Pranshu Pranshu - 26 days ago 7
Node.js Question

Automate redshift truncate/delete data after a retention period

I have a redshift table and it is storing a lot of data. Every weekend I go and manually using Workbench TRUNCATE last week of data that I no longer need.
I manually have to run

DELETE FROM tableName WHERE created_date BETWEEN timeStamp1 AND timeStamp2;

Is it possible to have some way to tell the table or have some expiration policy that removes the data every Sunday for me?

If not, Is there a way to automate the delete process every 7 days? Some sort of shell script or cron job in nodeJS that does this.

Answer Source

No, there is no in-built ability to run commands on a regular basis on Amazon Redshift. You could, however, run a script on another system that connects to Redshift and runs the command.

For example, a cron job that calls psql to connect to Redshift and execute the command.
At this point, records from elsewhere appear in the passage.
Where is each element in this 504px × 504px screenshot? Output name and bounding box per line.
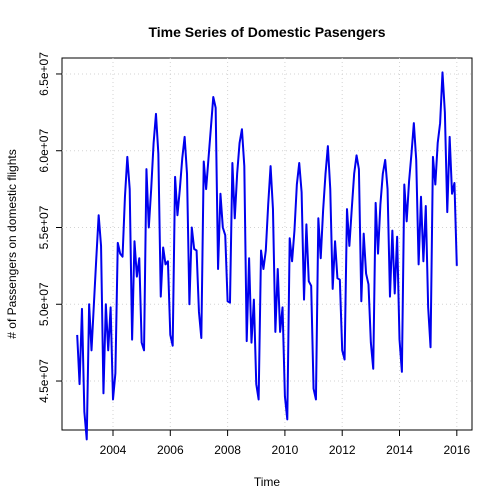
y-tick-label: 4.5e+07 [37, 359, 51, 403]
y-tick-label: 6.5e+07 [37, 52, 51, 96]
x-tick-label: 2004 [100, 443, 127, 457]
x-tick-label: 2014 [386, 443, 413, 457]
y-tick-label: 5.0e+07 [37, 282, 51, 326]
x-tick-label: 2012 [329, 443, 356, 457]
y-tick-label: 6.0e+07 [37, 129, 51, 173]
x-axis-label: Time [254, 475, 281, 489]
chart-title: Time Series of Domestic Pasengers [148, 24, 385, 40]
series-line [76, 71, 458, 441]
plot-box [61, 57, 473, 431]
x-tick-label: 2010 [272, 443, 299, 457]
y-axis-label: # of Passengers on domestic flights [5, 149, 19, 338]
x-tick-label: 2016 [443, 443, 470, 457]
x-tick-label: 2006 [157, 443, 184, 457]
x-tick-label: 2008 [214, 443, 241, 457]
y-tick-label: 5.5e+07 [37, 205, 51, 249]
This could be done in a one-line script.

Alternatively, you could configure an AWS Lambda function to connect to Redshift and execute the command. (You would need to write the function yourself, but there are libraries that make this easier.) Then, you would configure Amazon CloudWatch Events to trigger the Lambda function on a desired schedule (eg once a week).
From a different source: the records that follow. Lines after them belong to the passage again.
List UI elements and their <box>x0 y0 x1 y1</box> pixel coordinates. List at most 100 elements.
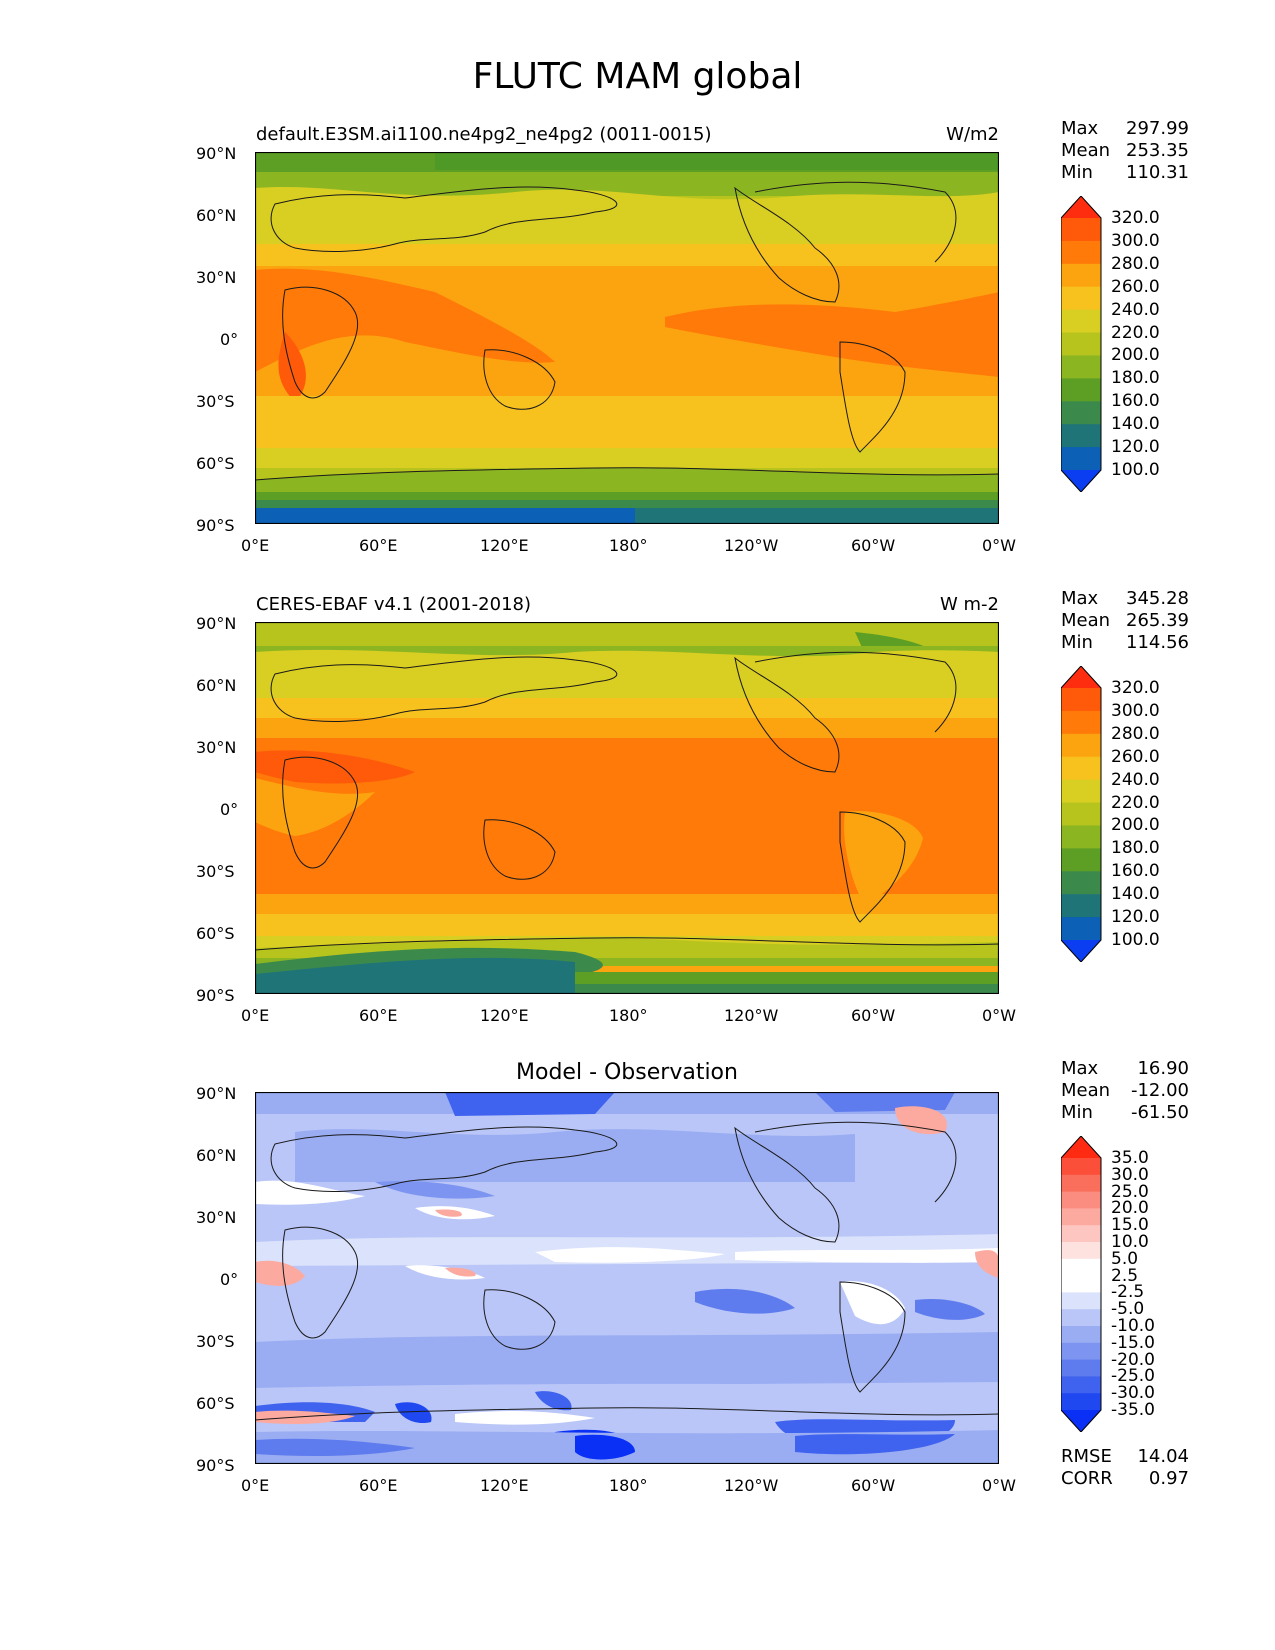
stats-box: Max 297.99 Mean 253.35 Min 110.31 <box>1061 118 1189 183</box>
colorbar-tick-label: 160.0 <box>1111 861 1160 882</box>
stats-box: Max 345.28 Mean 265.39 Min 114.56 <box>1061 588 1189 653</box>
colorbar-tick-label: 20.0 <box>1111 1198 1149 1219</box>
colorbar-segment <box>1061 378 1101 402</box>
colorbar-segment <box>1061 688 1101 712</box>
colorbar-tick-label: -2.5 <box>1111 1282 1145 1303</box>
lat-tick: 30°N <box>196 268 237 287</box>
colorbar-tick-label: 240.0 <box>1111 299 1160 320</box>
lon-tick: 0°W <box>982 536 1016 555</box>
lon-tick: 120°E <box>480 1476 529 1495</box>
lon-tick: 0°W <box>982 1476 1016 1495</box>
colorbar-segment <box>1061 447 1101 471</box>
lat-tick: 0° <box>220 1270 239 1289</box>
colorbar <box>1061 666 1102 962</box>
colorbar-segment <box>1061 802 1101 826</box>
colorbar-tick-label: -10.0 <box>1111 1316 1155 1336</box>
lon-tick: 120°W <box>724 1476 779 1495</box>
lat-tick: 90°S <box>196 986 235 1005</box>
colorbar-tick-label: -35.0 <box>1111 1400 1155 1420</box>
colorbar-tick-label: 300.0 <box>1111 700 1160 721</box>
colorbar-tick-label: 280.0 <box>1111 723 1160 744</box>
colorbar-extend-top <box>1061 1136 1101 1158</box>
colorbar-tick-label: 30.0 <box>1111 1164 1149 1185</box>
panel-units: W/m2 <box>946 124 999 145</box>
colorbar-tick-label: 5.0 <box>1111 1248 1139 1269</box>
colorbar-tick-label: 240.0 <box>1111 769 1160 790</box>
colorbar-tick-label: -15.0 <box>1111 1332 1155 1353</box>
lon-tick: 60°W <box>851 1006 896 1025</box>
colorbar-segment <box>1061 355 1101 379</box>
colorbar-tick-label: 160.0 <box>1111 391 1160 412</box>
colorbar-segment <box>1061 1359 1101 1377</box>
lat-tick: 30°S <box>196 392 235 411</box>
lat-tick: 30°N <box>196 1208 237 1227</box>
colorbar-segment <box>1061 917 1101 941</box>
lon-tick: 120°W <box>724 536 779 555</box>
lat-tick: 90°N <box>196 144 237 163</box>
lon-tick: 0°E <box>241 1006 270 1025</box>
colorbar <box>1061 196 1102 492</box>
colorbar-segment <box>1061 1393 1101 1411</box>
figure-title: FLUTC MAM global <box>472 56 803 97</box>
lat-tick: 60°N <box>196 1146 237 1165</box>
lat-tick: 30°N <box>196 738 237 757</box>
colorbar <box>1061 1136 1102 1432</box>
colorbar-segment <box>1061 286 1101 311</box>
colorbar-tick-label: 300.0 <box>1111 230 1160 251</box>
colorbar-segment <box>1061 1292 1101 1310</box>
colorbar-tick-label: 200.0 <box>1111 815 1160 836</box>
colorbar-extend-bottom <box>1061 940 1101 962</box>
panel-difference: Model - Observation <box>0 1058 1275 1500</box>
lat-tick: 60°S <box>196 454 235 473</box>
lat-tick: 90°S <box>196 1456 235 1475</box>
colorbar-tick-label: 25.0 <box>1111 1181 1149 1202</box>
lon-tick: 60°W <box>851 536 896 555</box>
colorbar-segment <box>1061 1326 1101 1344</box>
colorbar-extend-top <box>1061 196 1101 218</box>
lon-tick: 60°E <box>359 536 398 555</box>
colorbar-tick-label: -20.0 <box>1111 1349 1155 1370</box>
colorbar-segment <box>1061 756 1101 781</box>
lat-tick: 30°S <box>196 1332 235 1351</box>
colorbar-tick-label: 260.0 <box>1111 276 1160 297</box>
lon-tick: 120°W <box>724 1006 779 1025</box>
lon-tick: 60°E <box>359 1476 398 1495</box>
colorbar-segment <box>1061 825 1101 849</box>
colorbar-tick-label: 35.0 <box>1111 1148 1149 1168</box>
panel-model: default.E3SM.ai1100.ne4pg2_ne4pg2 (0011-… <box>0 118 1275 560</box>
colorbar-tick-label: 260.0 <box>1111 746 1160 767</box>
lat-tick: 60°S <box>196 1394 235 1413</box>
colorbar-segment <box>1061 871 1101 895</box>
colorbar-tick-label: 180.0 <box>1111 368 1160 389</box>
panel-center-title: Model - Observation <box>516 1060 738 1085</box>
colorbar-segment <box>1061 309 1101 334</box>
colorbar-extend-bottom <box>1061 1410 1101 1432</box>
lon-tick: 120°E <box>480 536 529 555</box>
colorbar-segment <box>1061 332 1101 356</box>
contour-map <box>254 621 1000 995</box>
lat-tick: 60°N <box>196 676 237 695</box>
colorbar-tick-label: 120.0 <box>1111 907 1160 928</box>
colorbar-tick-label: -25.0 <box>1111 1366 1155 1387</box>
colorbar-segment <box>1061 1191 1101 1209</box>
colorbar-extend-bottom <box>1061 470 1101 492</box>
contour-map <box>254 151 1000 525</box>
colorbar-segment <box>1061 1275 1101 1293</box>
colorbar-tick-label: 140.0 <box>1111 414 1160 435</box>
colorbar-tick-label: 120.0 <box>1111 437 1160 458</box>
colorbar-segment <box>1061 1225 1101 1243</box>
lon-tick: 120°E <box>480 1006 529 1025</box>
lat-tick: 90°N <box>196 614 237 633</box>
colorbar-segment <box>1061 1376 1101 1394</box>
colorbar-segment <box>1061 1309 1101 1327</box>
lat-tick: 90°S <box>196 516 235 535</box>
colorbar-segment <box>1061 1258 1101 1277</box>
colorbar-segment <box>1061 424 1101 448</box>
colorbar-segment <box>1061 779 1101 804</box>
colorbar-segment <box>1061 733 1101 758</box>
colorbar-segment <box>1061 1342 1101 1361</box>
lon-tick: 180° <box>609 1476 648 1495</box>
lon-tick: 0°E <box>241 536 270 555</box>
colorbar-segment <box>1061 1242 1101 1260</box>
colorbar-tick-label: 200.0 <box>1111 345 1160 366</box>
A common strategy is to actually store data in separate tables per time period (eg a month, but in your case it would be a week). Then, define a view that combines several tables. To delete a week of data, simply drop the table that contains that week of data, create a new table for this week's data, then update the view to point to the new table but not the old table.

By the way...

Your example uses the DELETE command, which is not the same as the TRUNCATE command.

TRUNCATE removes all data from a table. It is an efficient way to completely empty a table.

DELETE is good for removing part of a table but it simply marks rows as deleted. The data still occupies space on disk. Therefore, it is recommended that you VACUUM the table after deleting a significant quantity of data.